Ofgem chief executive Jonathan Brearley has said regulation of the energy industry will need to be “tougher”, following market carnage that has seen dozens of suppliers collapse this winter, directly affecting over four million customers.
Speaking to MPs in today’s session with the Business, Energy and Industrial Strategy (BEIS) Committee, the watchdog chief recognised “regulations need to change.”
He said : “We accept that had we done this sooner it would have been better for customers.”
In particular, he acknowledged Ofgem should have been “more careful” when establishing the financial resilience of smaller suppliers.
The market regulator has recently announced plans to introduce hedging controls and financial stress tests to ensure suppliers are robust enough to deal with future market shocks.
Brearley also suggested the culture around the energy sector has to change and Ofgem will have to work more with consumer groups and networks as well as retailers.
This was particularly the case if higher energy prices were baked into the market and there would be generally less switching from consumers between energy firms.
He explained: “We are going to need to work more closely and collaboratively, in how we shape both our financial regulation and how regulate the sector overall. If we are moving to a sector less reliant on switching to drive up performance and to manage price, then we will need to form a different kind of regulation.”
Regulator announces reforms to the price cap
The session was called to assess the effectiveness of the consumer price cap, amid sustained industry criticism of the safety net.
The energy boss argued the price cap has “protected customers across winter” and made sure “customers are paying no more than they need to for their energy.”

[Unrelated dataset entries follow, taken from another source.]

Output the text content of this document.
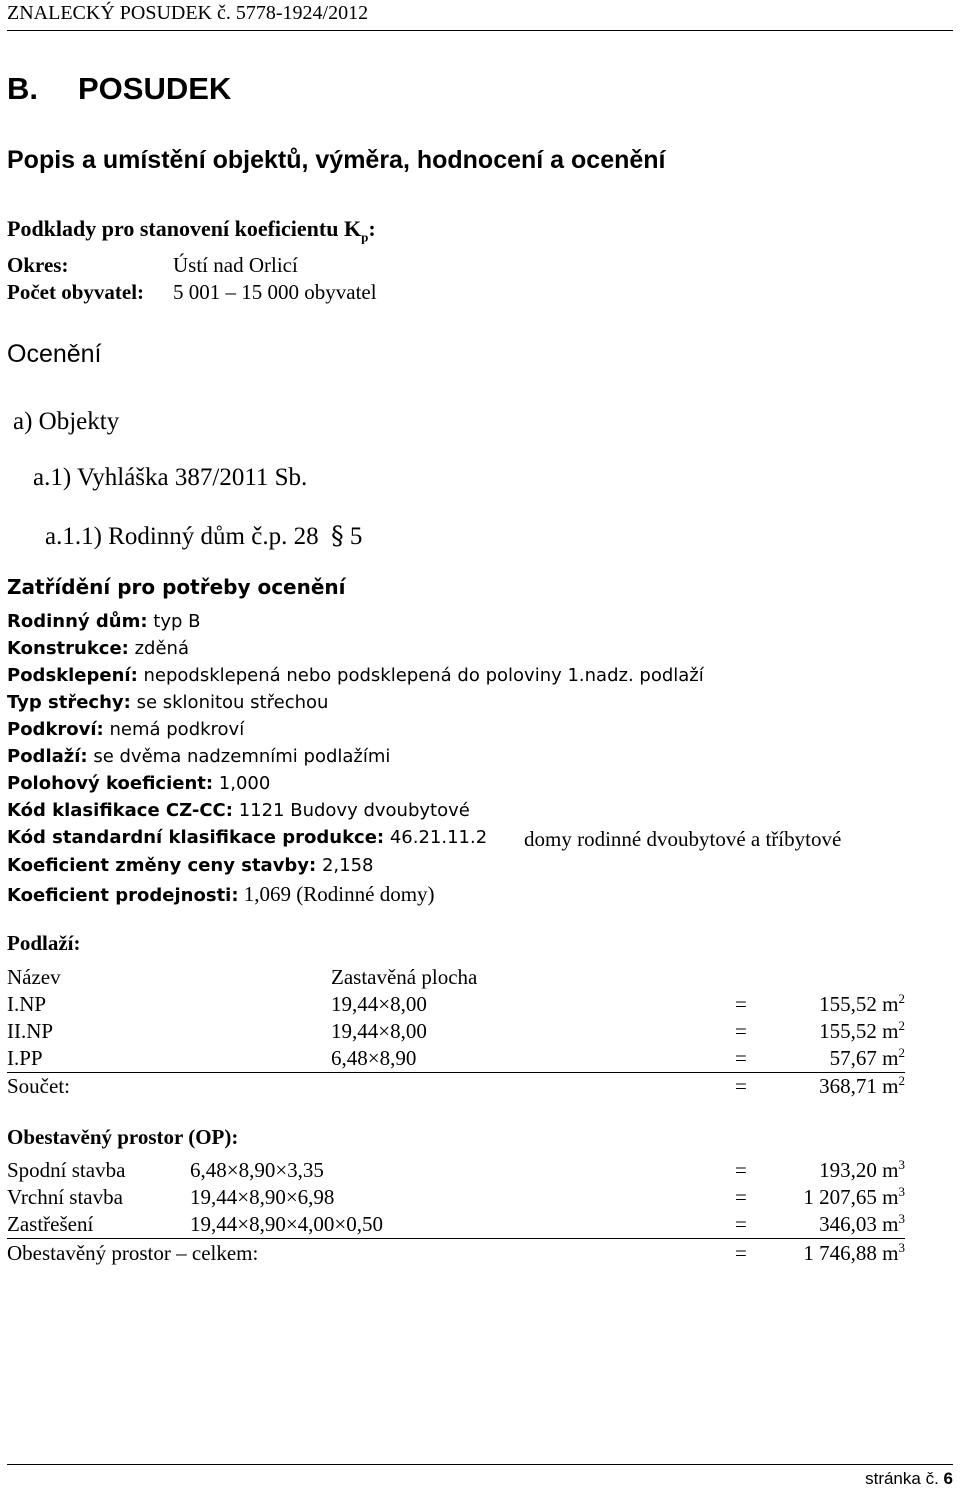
ZNALECKÝ POSUDEK č. 5778-1924/2012
B. POSUDEK
Popis a umístění objektů, výměra, hodnocení a ocenění
Podklady pro stanovení koeficientu $K_p$:
Okres:	Ústí nad Orlicí
Počet obyvatel: 5 001 – 15 000 obyvatel
Ocenění
a) Objekty
a.1) Vyhláška 387/2011 Sb.
a.1.1) Rodinný dům č.p. 28 § 5
Zatřídění pro potřeby ocenění
Rodinný dům: typ B
Konstrukce: zděná
Podsklepení: nepodsklepená nebo podsklepená do poloviny 1.nadz. podlaží
Typ střechy: se sklonitou střechou
Podkroví: nemá podkroví
Podlaží: se dvěma nadzemními podlažími
Polohový koeficient: 1,000
Kód klasifikace CZ-CC: 1121 Budovy dvoubytové
Kód standardní klasifikace produkce: 46.21.11.2 domy rodinné dvoubytové a tříbytové
Koeficient změny ceny stavby: 2,158
Koeficient prodejnosti: 1,069 (Rodinné domy)
Podlaží:
Název	Zastavěná plocha
I.NP	19,44×8,00	=	155,52 $m^2$
II.NP	19,44×8,00	=	155,52 $m^2$
I.PP	6,48×8,90	=	57,67 $m^2$
Součet:	=	368,71 $m^2$
Obestavěný prostor (OP):
Spodní stavba	6,48×8,90×3,35	=	193,20 $m^3$
Vrchní stavba	19,44×8,90×6,98	=	1 207,65 $m^3$
Zastřešení	19,44×8,90×4,00×0,50	=	346,03 $m^3$
Obestavěný prostor – celkem:	=	1 746,88 $m^3$
stránka č. 6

While Brearley attributed the volatility in the energy market to soaring wholesale costs – which increased five-fold over the course of 2021 – the price cap has limited the ability of suppliers to ease their burden, by passing costs on to wealthier consumers.
When Bulb Energy fell into de-facto nationalisation it attributed its demise to the price cap, which limited what it could charge consumers to 70p per therm, even though wholesale prices had risen to £4 per therm last November.
Keith Anderson, chief executive of Scottish Power and Utilita Energy founder Bill Bullen have since called for the price cap to be reformed.
The price cap was first introduced through Parliament, as part of the Domestic Gas and Electricity Act in 2018.
It was an intended safety net for consumers that do not regularly switch and remain on standard or default tariffs.
While the mechanism has sheltered millions of households over recent months from the reality of a market battered by rebounding demand, shortening supplies, and sustained geopolitical volatility, the costs of clearing up the consequent market carnage have been eye-watering.
Investec has warned households could be on the hook for £3.2bn, from both the on-boarding costs involved in the supplier of last resort (SoLR) process and Bulb’s fall from grace.
Consumer choice has also been painfully compromised, with 26 suppliers ceasing trading since September.
Brearley recognised the price cap needed to be reformed, and suggested it should become more “flexible and adaptable in a more volatile energy market overall.”
Ofgem has already announced a set of reforms to the cap,
This includes reducing the window for updating the safety net from six months to three months, and bringing in emergency powers to intervene in the case of future market shocks at an earlier stage.
Commenting on the safety net, Dr Craig Lowrey, senior consultant at Cornwall Insight said: “The cap was never meant to be a permanent solution and today has shown that rather than protecting customers, the impact in the wholesale market over the last 12 months was simply deferred, leading to this significant increase announced today.”